A rule of appellate procedure allows a defendant in a criminal, delinquency, or serious youthful offender proceeding to ask a court to accept a delayed appeal. B.C.’s mother argued that she should be given the same right to a delayed appeal to protect her due process rights because the U.S. and Ohio supreme courts have recognized the basic civil right parents have to raise their children and because terminating parental rights is a state intrusion on the sanctity of the family.

Justice Lanzinger considered the due process claim based on the three factors cited in the U.S. Supreme Court’s decision in Mathews v. Eldridge (1976).

She wrote that the appellant meets the first Mathews factor – having a significant private interest as B.C.’s parent. Justice Lanzinger noted, though, that a parent’s rights are always subject to and subordinate to the child’s welfare.

Looking at the record, the court also determined that the “risk of error in this case was minimal under existing procedures and that a delayed appeal is not necessary to protect against an erroneous deprivation of appellant’s interest.” Justice Lanzinger explained that B.C.’s mother appeared before the court and voluntarily gave up her parental rights, she was represented by a lawyer, the court made the appropriate statutory findings, and she chose not to file a timely appeal when permanent custody was given to the children services agency.

The last Mathews factor involves the government’s interest in promoting the child’s welfare.

“To allow delayed appeals for a parent whose parental rights have been terminated would inject further uncertainty into the process of placing the child in a permanent home and postpone resolution of custody, contrary to the child’s best interest,” Justice Lanzinger wrote. ”The expedited appeal process was designed to promote permanency and to alleviate the pervasive limbo of the foster-care system. … We are not persuaded that due process requires the additional delay that appellant espouses.”

Justice Lanzinger concluded that the second and third factors do not support allowing a delayed appeal in this case and delineated the many procedural safeguards that exist to protect due process rights of parents  in parental termination cases.

The majority opinion was joined by Chief Justice Maureen O’Connor and Justices Paul E. Pfeifer, Terrence O’Donnell, Sharon L. Kennedy, and Judith L. French. Justice William M. O’Neill dissented.

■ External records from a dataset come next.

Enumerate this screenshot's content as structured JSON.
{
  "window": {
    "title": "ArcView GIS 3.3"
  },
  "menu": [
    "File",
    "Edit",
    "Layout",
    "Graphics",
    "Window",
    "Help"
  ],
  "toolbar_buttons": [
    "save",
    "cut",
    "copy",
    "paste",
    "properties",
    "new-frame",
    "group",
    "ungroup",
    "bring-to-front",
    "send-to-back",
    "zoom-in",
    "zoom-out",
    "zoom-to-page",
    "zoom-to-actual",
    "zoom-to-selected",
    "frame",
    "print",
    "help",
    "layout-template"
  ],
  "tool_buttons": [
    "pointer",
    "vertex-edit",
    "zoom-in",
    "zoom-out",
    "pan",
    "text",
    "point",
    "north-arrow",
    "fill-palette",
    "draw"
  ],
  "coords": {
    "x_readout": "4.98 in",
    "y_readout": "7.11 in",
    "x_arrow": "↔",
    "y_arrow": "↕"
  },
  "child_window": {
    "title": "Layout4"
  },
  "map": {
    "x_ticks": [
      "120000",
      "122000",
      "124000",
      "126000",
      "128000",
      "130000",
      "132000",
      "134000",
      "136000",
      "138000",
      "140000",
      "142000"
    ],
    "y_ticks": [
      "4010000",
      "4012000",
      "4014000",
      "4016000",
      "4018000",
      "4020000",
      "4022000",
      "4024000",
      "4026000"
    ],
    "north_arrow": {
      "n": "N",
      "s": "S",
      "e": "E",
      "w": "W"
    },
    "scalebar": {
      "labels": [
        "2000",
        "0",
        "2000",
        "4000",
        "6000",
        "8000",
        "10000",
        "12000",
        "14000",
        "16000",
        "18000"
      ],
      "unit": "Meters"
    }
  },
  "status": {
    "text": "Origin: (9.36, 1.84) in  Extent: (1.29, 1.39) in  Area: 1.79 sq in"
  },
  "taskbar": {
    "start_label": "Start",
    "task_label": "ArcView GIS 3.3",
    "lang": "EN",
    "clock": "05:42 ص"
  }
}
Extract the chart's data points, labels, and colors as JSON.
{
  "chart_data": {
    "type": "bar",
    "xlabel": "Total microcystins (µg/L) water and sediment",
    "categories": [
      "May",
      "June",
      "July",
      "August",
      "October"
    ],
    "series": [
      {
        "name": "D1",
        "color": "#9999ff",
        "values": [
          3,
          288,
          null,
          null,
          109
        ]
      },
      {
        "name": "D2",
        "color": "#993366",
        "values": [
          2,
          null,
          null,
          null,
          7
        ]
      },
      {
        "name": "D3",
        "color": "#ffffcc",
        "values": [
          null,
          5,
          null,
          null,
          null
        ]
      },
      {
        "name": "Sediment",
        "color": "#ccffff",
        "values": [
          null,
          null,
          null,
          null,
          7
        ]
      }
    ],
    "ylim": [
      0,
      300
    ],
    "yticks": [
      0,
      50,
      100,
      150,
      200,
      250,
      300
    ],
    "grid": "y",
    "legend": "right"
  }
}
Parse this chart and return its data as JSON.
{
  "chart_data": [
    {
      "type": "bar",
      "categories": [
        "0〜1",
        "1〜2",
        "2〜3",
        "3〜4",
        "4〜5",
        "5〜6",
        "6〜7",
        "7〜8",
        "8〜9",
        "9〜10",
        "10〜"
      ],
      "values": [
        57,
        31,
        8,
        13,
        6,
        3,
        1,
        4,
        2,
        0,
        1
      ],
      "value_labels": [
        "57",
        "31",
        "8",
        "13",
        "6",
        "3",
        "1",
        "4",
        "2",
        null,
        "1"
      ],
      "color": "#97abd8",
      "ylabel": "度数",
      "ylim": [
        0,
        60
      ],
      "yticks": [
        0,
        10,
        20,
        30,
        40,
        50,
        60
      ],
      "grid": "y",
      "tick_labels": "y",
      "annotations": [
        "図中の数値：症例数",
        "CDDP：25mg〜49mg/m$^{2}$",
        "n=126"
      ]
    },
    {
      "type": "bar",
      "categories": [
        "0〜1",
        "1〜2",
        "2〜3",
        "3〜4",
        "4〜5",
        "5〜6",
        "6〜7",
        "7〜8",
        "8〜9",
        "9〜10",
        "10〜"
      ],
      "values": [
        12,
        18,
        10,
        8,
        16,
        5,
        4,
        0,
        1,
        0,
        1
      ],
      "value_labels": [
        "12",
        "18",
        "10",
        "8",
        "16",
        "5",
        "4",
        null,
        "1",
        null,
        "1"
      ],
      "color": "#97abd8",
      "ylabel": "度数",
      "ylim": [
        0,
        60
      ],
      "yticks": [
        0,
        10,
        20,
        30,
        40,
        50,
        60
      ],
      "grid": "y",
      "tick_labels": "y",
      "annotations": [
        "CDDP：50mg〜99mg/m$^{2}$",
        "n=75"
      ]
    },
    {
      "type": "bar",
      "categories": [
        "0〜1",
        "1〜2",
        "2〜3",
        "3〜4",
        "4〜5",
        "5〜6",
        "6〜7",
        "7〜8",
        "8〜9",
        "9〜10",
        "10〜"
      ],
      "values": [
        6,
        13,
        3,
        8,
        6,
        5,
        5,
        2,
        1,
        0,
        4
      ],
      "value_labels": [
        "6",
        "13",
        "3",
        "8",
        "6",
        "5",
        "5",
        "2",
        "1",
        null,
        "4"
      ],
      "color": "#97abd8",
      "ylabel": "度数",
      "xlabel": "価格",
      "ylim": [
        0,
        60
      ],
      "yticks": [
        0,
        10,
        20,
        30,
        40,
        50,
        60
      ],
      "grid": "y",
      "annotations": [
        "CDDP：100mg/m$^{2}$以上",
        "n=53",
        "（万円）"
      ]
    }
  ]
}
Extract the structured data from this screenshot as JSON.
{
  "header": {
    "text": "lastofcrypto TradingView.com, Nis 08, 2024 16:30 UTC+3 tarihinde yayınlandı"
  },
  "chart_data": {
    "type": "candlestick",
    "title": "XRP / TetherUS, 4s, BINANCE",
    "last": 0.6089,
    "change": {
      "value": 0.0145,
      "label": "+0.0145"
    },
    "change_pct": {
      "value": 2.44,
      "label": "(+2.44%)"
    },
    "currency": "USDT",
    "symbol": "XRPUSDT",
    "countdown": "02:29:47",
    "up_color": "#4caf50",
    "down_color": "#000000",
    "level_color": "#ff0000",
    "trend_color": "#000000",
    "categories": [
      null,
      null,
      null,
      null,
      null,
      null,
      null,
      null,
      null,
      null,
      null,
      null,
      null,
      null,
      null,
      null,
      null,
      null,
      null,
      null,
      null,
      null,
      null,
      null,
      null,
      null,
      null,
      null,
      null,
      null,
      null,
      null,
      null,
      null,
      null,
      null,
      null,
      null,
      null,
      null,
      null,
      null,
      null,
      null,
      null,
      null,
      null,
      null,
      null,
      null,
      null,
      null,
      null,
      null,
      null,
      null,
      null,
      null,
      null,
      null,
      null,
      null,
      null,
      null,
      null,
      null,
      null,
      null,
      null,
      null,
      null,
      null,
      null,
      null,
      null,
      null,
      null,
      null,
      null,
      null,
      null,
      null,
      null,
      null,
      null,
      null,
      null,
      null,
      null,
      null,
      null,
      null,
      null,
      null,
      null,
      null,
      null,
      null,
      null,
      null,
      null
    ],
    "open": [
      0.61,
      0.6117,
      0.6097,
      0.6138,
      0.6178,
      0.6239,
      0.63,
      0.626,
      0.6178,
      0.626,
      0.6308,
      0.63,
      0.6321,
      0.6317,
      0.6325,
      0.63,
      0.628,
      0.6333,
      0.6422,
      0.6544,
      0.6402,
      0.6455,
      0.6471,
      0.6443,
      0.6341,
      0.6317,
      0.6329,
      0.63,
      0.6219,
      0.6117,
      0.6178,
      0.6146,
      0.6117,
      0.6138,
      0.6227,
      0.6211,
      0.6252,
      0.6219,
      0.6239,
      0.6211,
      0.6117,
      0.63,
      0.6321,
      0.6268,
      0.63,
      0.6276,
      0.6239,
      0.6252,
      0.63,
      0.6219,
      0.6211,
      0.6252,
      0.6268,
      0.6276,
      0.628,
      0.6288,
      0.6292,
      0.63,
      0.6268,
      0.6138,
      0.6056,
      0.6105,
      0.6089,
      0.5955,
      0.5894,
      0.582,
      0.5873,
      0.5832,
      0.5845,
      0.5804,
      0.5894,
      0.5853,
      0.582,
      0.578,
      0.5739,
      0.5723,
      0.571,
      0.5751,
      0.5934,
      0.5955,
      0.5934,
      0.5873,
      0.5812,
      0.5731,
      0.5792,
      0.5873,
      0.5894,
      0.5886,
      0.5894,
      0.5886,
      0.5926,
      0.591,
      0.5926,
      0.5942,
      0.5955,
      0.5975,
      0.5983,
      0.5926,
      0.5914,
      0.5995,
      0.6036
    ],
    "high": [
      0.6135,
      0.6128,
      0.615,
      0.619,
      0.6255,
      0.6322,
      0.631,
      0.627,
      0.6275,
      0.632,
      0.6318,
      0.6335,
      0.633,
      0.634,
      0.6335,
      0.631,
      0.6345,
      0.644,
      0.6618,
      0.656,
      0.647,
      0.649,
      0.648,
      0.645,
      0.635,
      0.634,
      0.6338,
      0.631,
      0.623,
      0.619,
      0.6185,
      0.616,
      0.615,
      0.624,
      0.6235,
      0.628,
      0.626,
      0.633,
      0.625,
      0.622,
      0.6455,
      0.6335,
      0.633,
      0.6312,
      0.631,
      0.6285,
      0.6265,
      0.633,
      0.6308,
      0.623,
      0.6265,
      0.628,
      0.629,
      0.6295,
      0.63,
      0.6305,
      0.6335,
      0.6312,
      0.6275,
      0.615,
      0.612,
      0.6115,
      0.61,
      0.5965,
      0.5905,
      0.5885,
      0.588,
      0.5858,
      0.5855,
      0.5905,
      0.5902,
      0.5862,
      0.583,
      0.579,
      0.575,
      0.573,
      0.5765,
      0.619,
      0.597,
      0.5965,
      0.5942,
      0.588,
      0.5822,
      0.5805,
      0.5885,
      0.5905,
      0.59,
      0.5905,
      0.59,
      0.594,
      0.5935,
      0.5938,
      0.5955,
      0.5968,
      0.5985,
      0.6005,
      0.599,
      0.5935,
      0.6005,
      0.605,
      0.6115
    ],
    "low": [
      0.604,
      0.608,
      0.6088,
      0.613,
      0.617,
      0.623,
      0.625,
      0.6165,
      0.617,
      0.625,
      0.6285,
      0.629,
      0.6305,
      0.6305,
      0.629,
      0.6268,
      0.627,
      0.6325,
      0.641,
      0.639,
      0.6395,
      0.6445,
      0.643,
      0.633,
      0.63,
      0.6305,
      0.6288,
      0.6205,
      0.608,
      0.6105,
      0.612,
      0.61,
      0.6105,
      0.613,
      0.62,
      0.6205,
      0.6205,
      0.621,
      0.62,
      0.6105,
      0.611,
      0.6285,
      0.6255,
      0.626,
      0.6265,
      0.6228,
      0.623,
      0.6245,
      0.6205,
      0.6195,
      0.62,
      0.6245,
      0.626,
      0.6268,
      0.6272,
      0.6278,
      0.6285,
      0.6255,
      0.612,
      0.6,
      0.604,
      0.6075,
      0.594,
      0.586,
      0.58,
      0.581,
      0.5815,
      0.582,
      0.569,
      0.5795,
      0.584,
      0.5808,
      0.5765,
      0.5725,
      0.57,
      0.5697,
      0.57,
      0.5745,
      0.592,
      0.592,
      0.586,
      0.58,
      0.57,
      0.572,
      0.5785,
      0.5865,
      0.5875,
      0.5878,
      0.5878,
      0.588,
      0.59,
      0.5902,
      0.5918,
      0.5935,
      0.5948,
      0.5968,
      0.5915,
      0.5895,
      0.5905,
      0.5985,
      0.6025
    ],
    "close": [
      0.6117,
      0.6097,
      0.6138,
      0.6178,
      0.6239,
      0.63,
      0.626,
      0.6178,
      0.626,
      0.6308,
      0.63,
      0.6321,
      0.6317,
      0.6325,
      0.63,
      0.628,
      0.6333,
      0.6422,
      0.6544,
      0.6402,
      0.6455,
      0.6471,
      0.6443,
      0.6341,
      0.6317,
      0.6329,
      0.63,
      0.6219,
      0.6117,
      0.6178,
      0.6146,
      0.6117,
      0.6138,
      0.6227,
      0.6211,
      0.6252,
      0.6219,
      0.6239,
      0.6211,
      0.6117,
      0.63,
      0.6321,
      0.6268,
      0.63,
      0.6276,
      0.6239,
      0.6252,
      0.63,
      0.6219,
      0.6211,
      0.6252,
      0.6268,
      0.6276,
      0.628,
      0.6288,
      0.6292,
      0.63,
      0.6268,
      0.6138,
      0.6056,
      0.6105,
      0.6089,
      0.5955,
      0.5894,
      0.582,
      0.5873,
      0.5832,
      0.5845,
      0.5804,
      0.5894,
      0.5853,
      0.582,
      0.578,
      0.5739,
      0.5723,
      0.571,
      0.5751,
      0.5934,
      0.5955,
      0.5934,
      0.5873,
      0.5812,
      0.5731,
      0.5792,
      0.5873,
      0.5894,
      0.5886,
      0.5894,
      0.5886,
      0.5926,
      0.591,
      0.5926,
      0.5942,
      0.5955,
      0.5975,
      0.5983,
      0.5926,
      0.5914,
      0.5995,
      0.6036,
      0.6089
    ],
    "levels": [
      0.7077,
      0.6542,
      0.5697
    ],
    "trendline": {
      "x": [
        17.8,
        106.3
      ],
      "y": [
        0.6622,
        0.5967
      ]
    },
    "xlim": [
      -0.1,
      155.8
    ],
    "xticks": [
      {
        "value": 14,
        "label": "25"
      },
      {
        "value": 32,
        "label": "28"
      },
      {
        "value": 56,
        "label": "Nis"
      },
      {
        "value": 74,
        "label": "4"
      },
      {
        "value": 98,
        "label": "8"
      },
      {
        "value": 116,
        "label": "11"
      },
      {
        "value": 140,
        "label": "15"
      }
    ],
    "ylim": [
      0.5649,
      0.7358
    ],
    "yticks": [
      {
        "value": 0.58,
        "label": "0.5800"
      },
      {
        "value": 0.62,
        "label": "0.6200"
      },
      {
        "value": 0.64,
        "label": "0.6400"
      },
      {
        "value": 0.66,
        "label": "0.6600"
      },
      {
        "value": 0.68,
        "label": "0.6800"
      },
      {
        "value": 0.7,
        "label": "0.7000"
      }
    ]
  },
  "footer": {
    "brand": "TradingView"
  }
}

Noting that the Ohio Supreme Court has equated terminating parental rights to the death penalty in more than one case, Justice O’Neill argued that “parents who have lost their children can look to neither a statute nor a rule for the same delayed-appeal right that Ohio has chosen to grant to criminal defendants.”

“The Supreme Court of Ohio can promulgate a rule authorizing the appellate court to grant a hearing on a delayed appeal where necessary,” he wrote. “Surely society, and the judiciary, would be well served by a mechanism by which a competent court could revisit the case. Isn’t this parent entitled to the same due process as a petty thief?”

2013-1932 and 2014-0181. In re B.C., Slip Opinion No. 2014-Ohio-4558.